Ensuite, à travers une approche synchronique, Iser (1976) va souligner l’importance du lecteur comme créateur dans l’acte de lecture. Le lecteur implicite serait ainsi contenu virtuellement dans le texte qui pré orienterait la réception en imposant un parcours de lecture. C’est alors en sollicitant nos aptitudes de lecteur créatif que le texte offrira la possibilité d’une lecture plaisir. C’est la relation entre texte et lecteur qui est ainsi privilégiée. Par ailleurs Eco dans son Lector in fabula en 1979 nommera cette relation «coopération interprétative » et soulignera l’importance de la coopération de la part d’un Lecteur Modèle imaginé par l’auteur afin que la lecture soit un succès. Eco soulignera l’incomplétude du texte avant son actualisation par le lecteur dont les compétences encyclopédiques auront été à la fois présupposées et instituées par l’auteur.

Enfin Michel Picard (1989) contrairement au modèle abstrait des lecteurs d’Iser et d’Eco, construira un lecteur réel. Pour lui la littérature est entièrement dans la lecture qui serait une sorte de jeu, et le lecteur auquel il s’intéresse est le lecteur avec sa “ compétence lectrice ”, son intelligence, mais aussi ses déterminations socio-historiques, son inconscient, son corps. Ce lecteur réel sera amené à alterner entre deux formes de jeu cadrées par le texte: le playing enraciné dans l’imaginaire du sujet et renvoyant aux jeux de rôle ou de simulacre et le game qui repose sur la mise à distance, la stratégie et le caractère réflexif. De plus Picard dans La lecture comme jeu (1986), distinguera trois instances dans le lecteur : le liseur, personne physique qui maintient un contact avec le monde, le lectant qui prendra du recul pour interpréter le texte et le lu qui s’abandonnera aux émotions et réagira fantasmatiquement au texte. Pour Picard, ces trois instances interagiront les unes sur les autres.

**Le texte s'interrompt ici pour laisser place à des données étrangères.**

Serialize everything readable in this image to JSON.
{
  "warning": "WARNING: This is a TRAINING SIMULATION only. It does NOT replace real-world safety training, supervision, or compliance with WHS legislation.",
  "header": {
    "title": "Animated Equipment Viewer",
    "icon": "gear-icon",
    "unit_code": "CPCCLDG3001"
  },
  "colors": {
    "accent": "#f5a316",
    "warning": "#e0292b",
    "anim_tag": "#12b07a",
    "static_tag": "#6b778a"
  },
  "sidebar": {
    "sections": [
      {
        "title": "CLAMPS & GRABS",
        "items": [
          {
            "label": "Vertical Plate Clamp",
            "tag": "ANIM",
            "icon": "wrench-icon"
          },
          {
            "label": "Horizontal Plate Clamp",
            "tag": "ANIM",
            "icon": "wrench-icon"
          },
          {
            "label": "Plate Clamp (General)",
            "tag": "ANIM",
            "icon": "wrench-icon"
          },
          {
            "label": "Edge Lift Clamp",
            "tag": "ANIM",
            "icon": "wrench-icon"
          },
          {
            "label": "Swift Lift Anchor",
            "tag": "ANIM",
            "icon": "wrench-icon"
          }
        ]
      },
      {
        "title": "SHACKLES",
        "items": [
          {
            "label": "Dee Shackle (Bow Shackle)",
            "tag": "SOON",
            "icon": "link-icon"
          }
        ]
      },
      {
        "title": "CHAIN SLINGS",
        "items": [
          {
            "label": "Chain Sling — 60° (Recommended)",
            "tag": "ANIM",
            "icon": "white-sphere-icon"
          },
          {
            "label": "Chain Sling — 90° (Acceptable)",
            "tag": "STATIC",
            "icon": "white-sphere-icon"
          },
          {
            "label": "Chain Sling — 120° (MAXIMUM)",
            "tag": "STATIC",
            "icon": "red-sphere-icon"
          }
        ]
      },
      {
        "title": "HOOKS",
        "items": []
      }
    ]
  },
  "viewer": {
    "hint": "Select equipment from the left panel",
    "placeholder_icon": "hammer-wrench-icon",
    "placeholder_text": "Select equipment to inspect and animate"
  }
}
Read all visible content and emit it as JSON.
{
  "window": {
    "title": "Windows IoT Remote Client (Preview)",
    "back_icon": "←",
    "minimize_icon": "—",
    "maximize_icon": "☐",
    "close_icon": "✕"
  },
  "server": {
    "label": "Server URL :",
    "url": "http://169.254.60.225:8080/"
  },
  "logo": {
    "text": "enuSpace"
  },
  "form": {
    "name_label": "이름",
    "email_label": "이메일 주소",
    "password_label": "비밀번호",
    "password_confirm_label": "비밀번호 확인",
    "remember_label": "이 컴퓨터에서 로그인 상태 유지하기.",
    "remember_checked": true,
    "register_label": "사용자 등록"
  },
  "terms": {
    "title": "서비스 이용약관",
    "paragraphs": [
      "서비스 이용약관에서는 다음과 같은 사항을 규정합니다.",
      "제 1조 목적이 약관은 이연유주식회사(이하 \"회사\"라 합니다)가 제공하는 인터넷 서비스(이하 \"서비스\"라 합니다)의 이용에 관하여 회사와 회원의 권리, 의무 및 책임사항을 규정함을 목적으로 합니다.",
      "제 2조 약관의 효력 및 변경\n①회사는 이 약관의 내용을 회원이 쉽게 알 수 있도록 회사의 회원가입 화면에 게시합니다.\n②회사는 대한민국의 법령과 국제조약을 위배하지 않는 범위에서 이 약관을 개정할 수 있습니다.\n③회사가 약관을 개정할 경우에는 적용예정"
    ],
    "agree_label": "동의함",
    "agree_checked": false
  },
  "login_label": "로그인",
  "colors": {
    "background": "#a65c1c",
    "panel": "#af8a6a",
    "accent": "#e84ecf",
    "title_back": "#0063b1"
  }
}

Lors de ce changement paradigmatique, c’est peu à peu la lecture qui devient complément du texte. Le fait littéraire devient système de relations entre un écrivain, un texte et un lecteur et la réception devient une pièce fondamentale dans ce jeu de construction d’un sens toujours pluriel. Le texte littéraire est polysémique, symbolique, système d’échos au réel et aux autres textes (Rouxel (2002). Il appelle ainsi la lecture et la capacité interprétative du lecteur.

De la littérature et de la lecture littéraire

Rouxel (2002) se demande ce qui est littéraire dans la lecture littéraire : le texte ou la lecture ? Dufays (2002) définira ainsi trois types d’approches de la lecture littéraire :
– Lecture de textes littéraires.
– Distanciation.
– Participation.

Dans le cas où elle est associée à la lecture de textes littéraires, c’est l’objet qui est privilégié par rapport à la manière dont il est lu. Il s’agira alors d’un corpus qui s’inscrira dans une perspective que Dufays (1995) qualifie de ségrégationniste et dans lequel la littérature se réduit à une sphère restreinte qui est la sphère patrimoniale. L’approche est alors interne, formelle et référenciée (Formalistes russes, Structuralisme tchèque, Auerbach, Aron Thomas…). Il s’agira d’enseigner un patrimoine littéraire de grands auteurs véhiculant des valeurs nationales, spirituelles et universelles. Ce corpus est ainsi investi de toutes les vertus et invite à l’admiration béate. C’est dans les années 70 que cette définition du littéraire sera placée à une distance critique pour mettre l’accent sur la lecture.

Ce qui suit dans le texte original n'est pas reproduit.